Quella Milano socialista aveva un'anima solidale alle Stelline, ai Martinitt, alla Baggina e nei preti di “strada” alla Don Mazzi. I sindaci erano amati perché “milanesi”. E anche se venivi da un'altra città lo avvertivi: lo percepivi anche senza andare alla sede del partito di quei sindaci in Corso Magenta. Che era zona popolare prima che il “cambiamento” la trasformasse in zona residenziale. Era ancora lontana la “Milano da bere”. Era lontanissima quella della Skyline: in quella fetta di città c'erano le Varesine, le giostre.

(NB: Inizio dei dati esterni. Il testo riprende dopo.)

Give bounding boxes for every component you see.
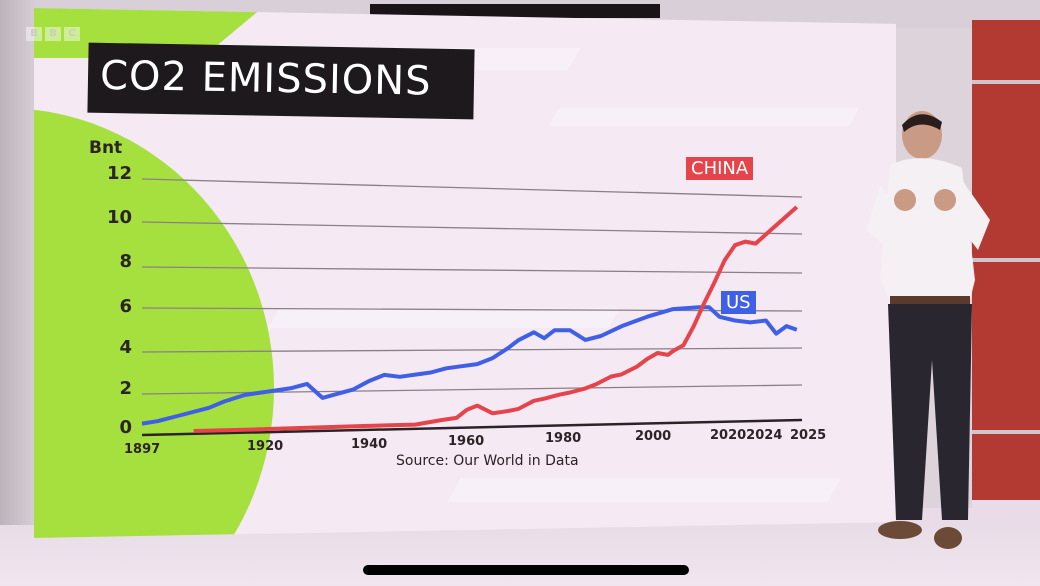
gridlines [141,178,803,395]
y-tick-6: 6 [119,296,132,317]
legend-us: US [721,291,756,314]
y-tick-0: 0 [119,417,132,438]
panel-divider [972,80,1040,84]
panel-divider [972,258,1040,262]
panel-divider [972,430,1040,434]
logo-letter: B [26,27,42,41]
y-tick-12: 12 [106,163,132,184]
x-tick-1980: 1980 [545,431,582,446]
y-tick-4: 4 [119,337,132,358]
home-indicator [363,565,689,575]
ceiling-light-slot [370,4,660,18]
y-tick-2: 2 [119,378,132,399]
source-caption: Source: Our World in Data [396,453,579,469]
bbc-logo: B B C [26,27,80,41]
x-axis-line [141,418,803,437]
logo-letter: C [64,27,80,41]
logo-letter: B [45,27,61,41]
us-series-line [141,305,798,426]
y-tick-10: 10 [106,207,132,228]
y-axis-unit: Bnt [89,138,123,158]
x-tick-1960: 1960 [448,434,485,449]
x-tick-1897: 1897 [124,442,161,457]
presenter-figure [866,111,990,549]
legend-china: CHINA [686,157,754,180]
x-tick-1920: 1920 [247,439,284,454]
x-tick-1940: 1940 [351,437,388,452]
china-series-line [193,205,799,433]
x-tick-2000: 2000 [635,429,672,444]
x-tick-2020-2024: 20202024 [710,428,783,443]
y-tick-8: 8 [119,251,132,272]
x-tick-2025: 2025 [790,428,827,443]
studio-wall-left [0,0,36,586]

Oggi a Milano per molti versi si vive meglio. Ma per altri si vive estremamente peggio. E non serve osservare che l'imbarbarimento sia ormai diffuso e globale. Servirebbe chiedersi perché a Milano si siano chiusi gli occhi. Anche in chiesa, anche in Duomo. Anche (come segnalato da Isabella Bossi Fedrigotti nella sua rubrica “Alto&Basso” su Il Corriere della Sera la lettrice Mariagrazia Cosuelli) al Piermarini. Stupefatta che alla Scala di Milano si possa ormai accedere in pantaloni corti, in reggiseno, in canottiera ed infradito. E' necessario “concedere” per riempire una platea o i banchi davanti ad un altare? Il lassismo ha schiacciato la decenza? Ha spiegato Bossi Fedrigotti (senza giustificare) che oggi anche molti direttori d'orchestra dirigono in “pigiama nero” piuttosto che costretti nel canonico frac. E ha ragione Isabella: i direttori “ginnasti” dell'ultima generazione hanno bisogno di mobilità nei movimenti. Forse per mancanza di autorevolezza. Ad Arturo Toscanini bastava la flessione del polso per dirigere (e terrorizzare) con la sua bacchetta, l'orchestra.

Alla fine è sempre una questione di scelta. A Venezia, all'Harry's Bar, da tempo immemorabile Arrigo Cipriani respinge gli avventori in infradito. A Venezia, come a Milano, la questione è di scelte. A Milano dove ancora stanno “ponzando” sul destino del nuovo stadio. Che forse (anzi, quasi certamente) non verrà realizzato in zona San Siro, ma a Sesto San Giovanni. Niente “Cattedrale” ma un progetto firmato da Norman Foster. Destino del Meazza: “Quien sabe?” direbbe il peon Volontè del celebre film firmato da Damiano Damiani.

E' sempre una questione di scelte. Anche se l'Hortensio di Shakespeare, ne “La bisbetica domata”, vi spiegherebbe che “c'è poco da scegliere frammezzo alle mele marce”. Ogni riferimento a fatti e persone reali è, ovviamente, casuale.